The hard hitting reality here is that a small percentage of us will catch the virus, but everyone will be psychologically impacted by it. From the uncertainty of lost jobs, furloughs, home schooling of children, isolation, loneliness, to changed work routines, increase in domestic violence and substance abuse, everything is a recipe for a differently nuanced traumatic experience. Healthcare workers are fighting an enemy that has already killed more than 200,000 people around the world, and as with any war, this fight, in addition to direct casualties, will take a toll on the minds of many who survive. Like healthcare and other frontline workers, leaders of small and large organisations are also at risk, as they make tough calls of closing down shop with implications on a number of workers and families.
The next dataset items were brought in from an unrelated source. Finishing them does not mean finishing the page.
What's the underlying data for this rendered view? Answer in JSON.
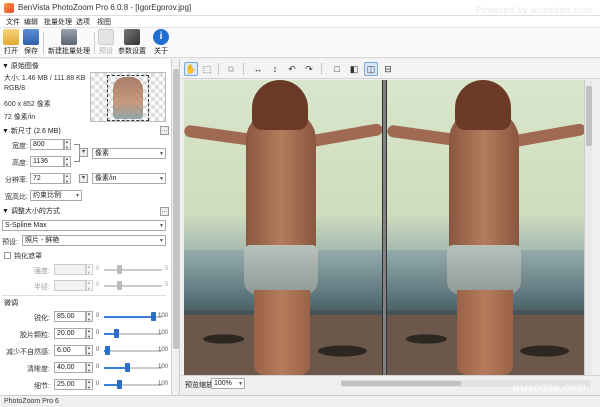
{
  "window": {
    "title": "BenVista PhotoZoom Pro 6.0.8 - [IgorEgorov.jpg]",
    "watermark": "Powered by wusedao.com"
  },
  "menu": [
    "文件",
    "编辑",
    "批量处理",
    "选项",
    "视图"
  ],
  "toolbar": {
    "open": "打开",
    "save": "保存",
    "batch": "新建批量处理",
    "preset": "预设",
    "params": "参数设置",
    "about": "关于"
  },
  "source": {
    "header": "原始图像",
    "size": "大小: 1.46 MB / 111.88 KB",
    "mode": "RGB/8",
    "dims": "600 x 852 像素",
    "res": "72 像素/in"
  },
  "newsize": {
    "header": "新尺寸 (2.6 MB)",
    "width_label": "宽度:",
    "width_value": "800",
    "height_label": "高度:",
    "height_value": "1136",
    "res_label": "分辨率:",
    "res_value": "72",
    "unit_px": "像素",
    "unit_res": "像素/in",
    "ratio_label": "宽高比:",
    "ratio_value": "约束比例"
  },
  "method": {
    "header": "调整大小的方式",
    "algorithm": "S-Spline Max",
    "preset_label": "预设:",
    "preset_value": "照片 - 鲜艳"
  },
  "unsharp": {
    "label": "钝化遮罩",
    "strength_label": "强度:",
    "strength_min": "0",
    "strength_max": "5",
    "radius_label": "半径:",
    "radius_min": "0",
    "radius_max": "5"
  },
  "fine": {
    "header": "微调",
    "rows": [
      {
        "label": "锐化:",
        "value": "85.00",
        "min": "0",
        "max": "100",
        "level": 0.85
      },
      {
        "label": "胶片颗粒:",
        "value": "20.00",
        "min": "0",
        "max": "100",
        "level": 0.2
      },
      {
        "label": "减少不自然感:",
        "value": "6.00",
        "min": "0",
        "max": "100",
        "level": 0.06
      },
      {
        "label": "清晰度:",
        "value": "40.00",
        "min": "0",
        "max": "100",
        "level": 0.4
      },
      {
        "label": "细节:",
        "value": "25.00",
        "min": "0",
        "max": "100",
        "level": 0.25
      }
    ]
  },
  "preview": {
    "label": "预览缩放:",
    "zoom": "100%"
  },
  "status": {
    "text": "PhotoZoom Pro 6"
  },
  "watermark_bottom": "wusedao.com"
}
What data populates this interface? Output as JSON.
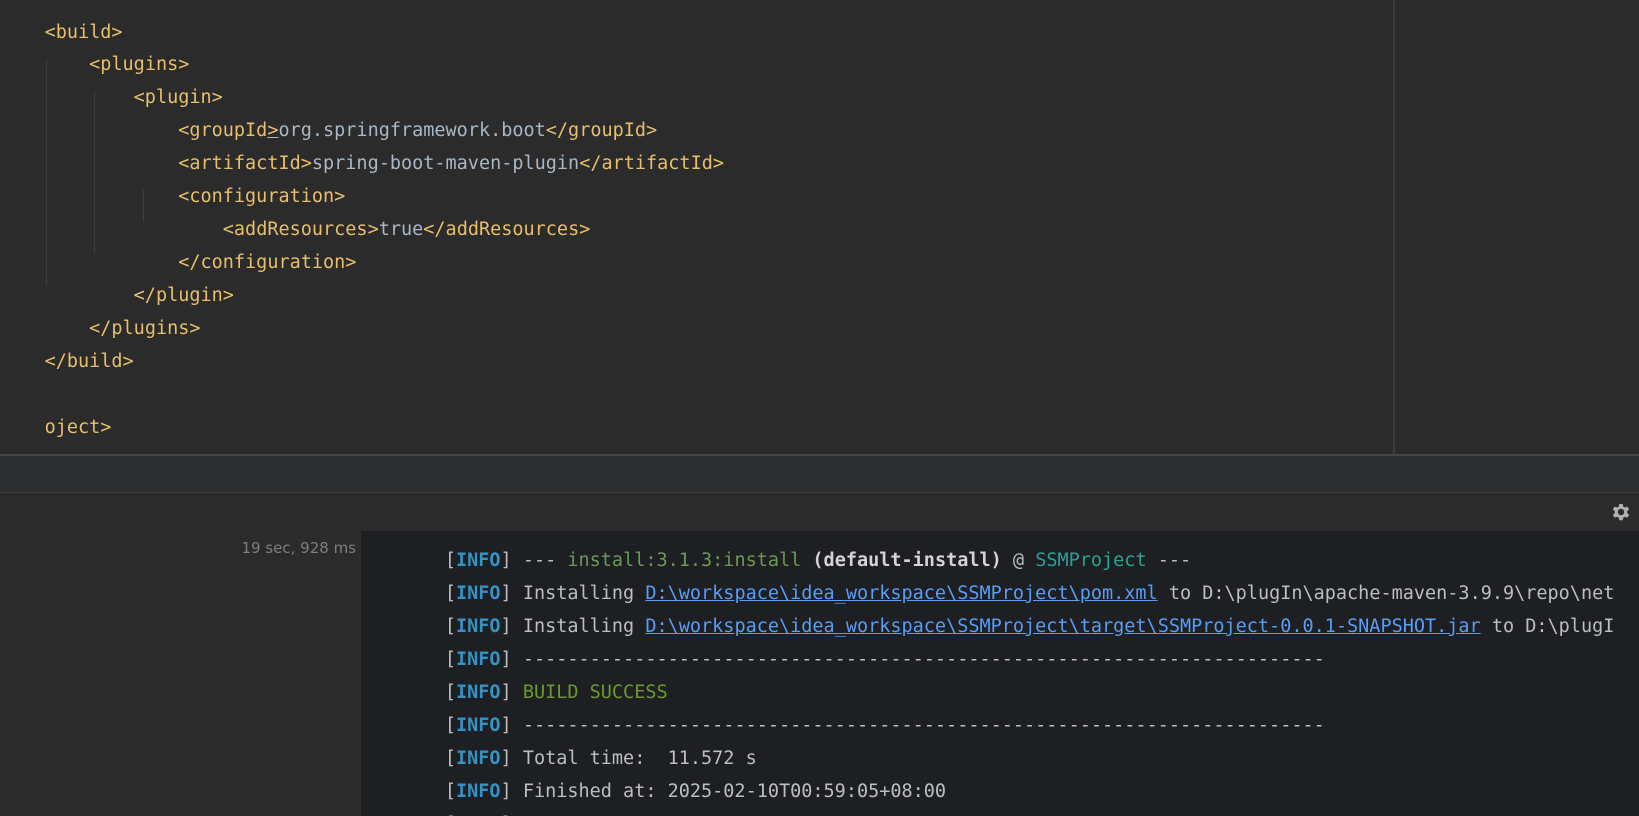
{
  "editor": {
    "lines": [
      {
        "indent": "",
        "tag": "<build>"
      },
      {
        "indent": "    ",
        "tag": "<plugins>"
      },
      {
        "indent": "        ",
        "tag": "<plugin>"
      },
      {
        "indent": "            ",
        "open": "<groupId",
        "caret": ">",
        "text": "org.springframework.boot",
        "close": "</groupId>"
      },
      {
        "indent": "            ",
        "open": "<artifactId>",
        "text": "spring-boot-maven-plugin",
        "close": "</artifactId>"
      },
      {
        "indent": "            ",
        "tag": "<configuration>"
      },
      {
        "indent": "                ",
        "open": "<addResources>",
        "text": "true",
        "close": "</addResources>"
      },
      {
        "indent": "            ",
        "tag": "</configuration>"
      },
      {
        "indent": "        ",
        "tag": "</plugin>"
      },
      {
        "indent": "    ",
        "tag": "</plugins>"
      },
      {
        "indent": "",
        "tag": "</build>"
      },
      {
        "indent": "",
        "tag": ""
      },
      {
        "indent": "",
        "tag": "oject>"
      }
    ]
  },
  "run_panel": {
    "elapsed": "19 sec, 928 ms",
    "settings_icon": "gear-icon",
    "console": {
      "level": "INFO",
      "line1": {
        "dashes_a": "--- ",
        "plugin": "install:3.1.3:install",
        "exec": "(default-install)",
        "at": " @ ",
        "project": "SSMProject",
        "dashes_b": " ---"
      },
      "line2": {
        "prefix": "Installing ",
        "link": "D:\\workspace\\idea_workspace\\SSMProject\\pom.xml",
        "suffix": " to D:\\plugIn\\apache-maven-3.9.9\\repo\\net"
      },
      "line3": {
        "prefix": "Installing ",
        "link": "D:\\workspace\\idea_workspace\\SSMProject\\target\\SSMProject-0.0.1-SNAPSHOT.jar",
        "suffix": " to D:\\plugI"
      },
      "separator": "------------------------------------------------------------------------",
      "build_success": "BUILD SUCCESS",
      "total_time": "Total time:  11.572 s",
      "finished_at": "Finished at: 2025-02-10T00:59:05+08:00"
    }
  },
  "colors": {
    "editor_bg": "#2b2b2b",
    "console_bg": "#1e1f22",
    "xml_tag": "#e8bf6a",
    "info": "#3592c4",
    "success": "#6a9a2e",
    "link": "#589df6"
  }
}
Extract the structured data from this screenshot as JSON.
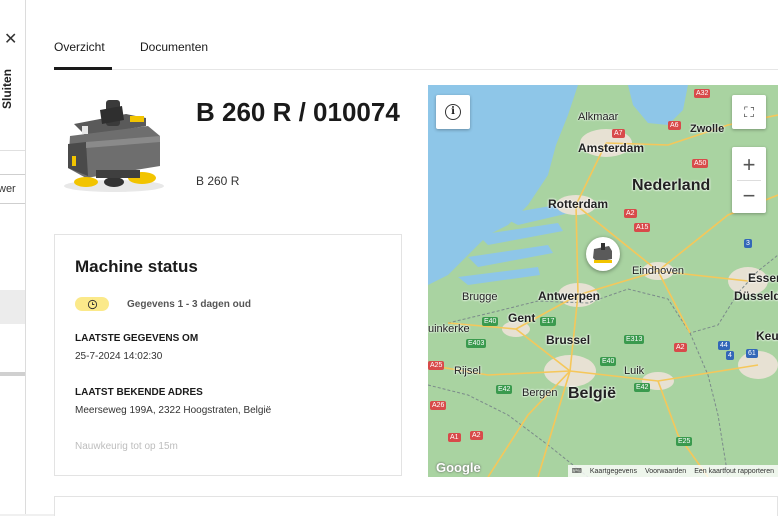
{
  "sidebar": {
    "close_label": "Sluiten",
    "partial_input_text": "wer"
  },
  "tabs": [
    {
      "label": "Overzicht",
      "active": true
    },
    {
      "label": "Documenten",
      "active": false
    }
  ],
  "machine": {
    "title": "B 260 R / 010074",
    "model": "B 260 R"
  },
  "status": {
    "heading": "Machine status",
    "badge_text": "Gegevens 1 - 3 dagen oud",
    "last_data_label": "LAATSTE GEGEVENS OM",
    "last_data_value": "25-7-2024 14:02:30",
    "last_address_label": "LAATST BEKENDE ADRES",
    "last_address_value": "Meerseweg 199A, 2322 Hoogstraten, België",
    "accuracy_hint": "Nauwkeurig tot op 15m"
  },
  "map": {
    "labels": {
      "alkmaar": "Alkmaar",
      "zwolle": "Zwolle",
      "amsterdam": "Amsterdam",
      "nederland": "Nederland",
      "rotterdam": "Rotterdam",
      "eindhoven": "Eindhoven",
      "essen": "Essen",
      "dusseldorf": "Düsseld",
      "brugge": "Brugge",
      "antwerpen": "Antwerpen",
      "gent": "Gent",
      "duinkerke": "uinkerke",
      "brussel": "Brussel",
      "keulen": "Keu",
      "rijsel": "Rijsel",
      "luik": "Luik",
      "bergen": "Bergen",
      "belgie": "België"
    },
    "roads": {
      "a32": "A32",
      "a7": "A7",
      "a6": "A6",
      "a50": "A50",
      "a2": "A2",
      "a15": "A15",
      "e40": "E40",
      "e17": "E17",
      "e403": "E403",
      "a25": "A25",
      "e313": "E313",
      "e40b": "E40",
      "e42": "E42",
      "e42b": "E42",
      "a26": "A26",
      "a1": "A1",
      "a2b": "A2",
      "e25": "E25",
      "r3": "3",
      "r44": "44",
      "r4": "4",
      "r61": "61",
      "a2c": "A2"
    },
    "attribution": {
      "data": "Kaartgegevens",
      "terms": "Voorwaarden",
      "report": "Een kaartfout rapporteren"
    },
    "logo": "Google",
    "colors": {
      "land": "#a9d3a1",
      "water": "#8ec6e8",
      "urban": "#e7e1d3"
    }
  }
}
The emotional burden of making difficult decisions, whether to choose who gets a ventilator, or who loses their job, and having to do that again and again, has downstream repercussions on mental health. So those we would look to heal, reinvent, and reimagine our world in the post pandemic era would also have gone through emotional exhaustion, with little support available to them.
It is clear that the social, economic, and political impact of the pandemic will depend on the pre-existing cracks and vulnerabilities of a given system. With a stark dearth of trained workforce, a mushrooming increase in semi-trained professionals filling large gaps, no structured disaster response system, and an absence of a coherent national mental health plan, we have a whole canyon to reckon with. It is imperative that as we build on our capacities in research and clinical needs related to the pandemic, we do not ignore a rising peril with consequences far and beyond the rise and fall of coronavirus. We must urgently invest in short, immediate and long term action items that span across policy, training, research, and service delivery. If there was ever writing on the wall for Pakistan, this is it.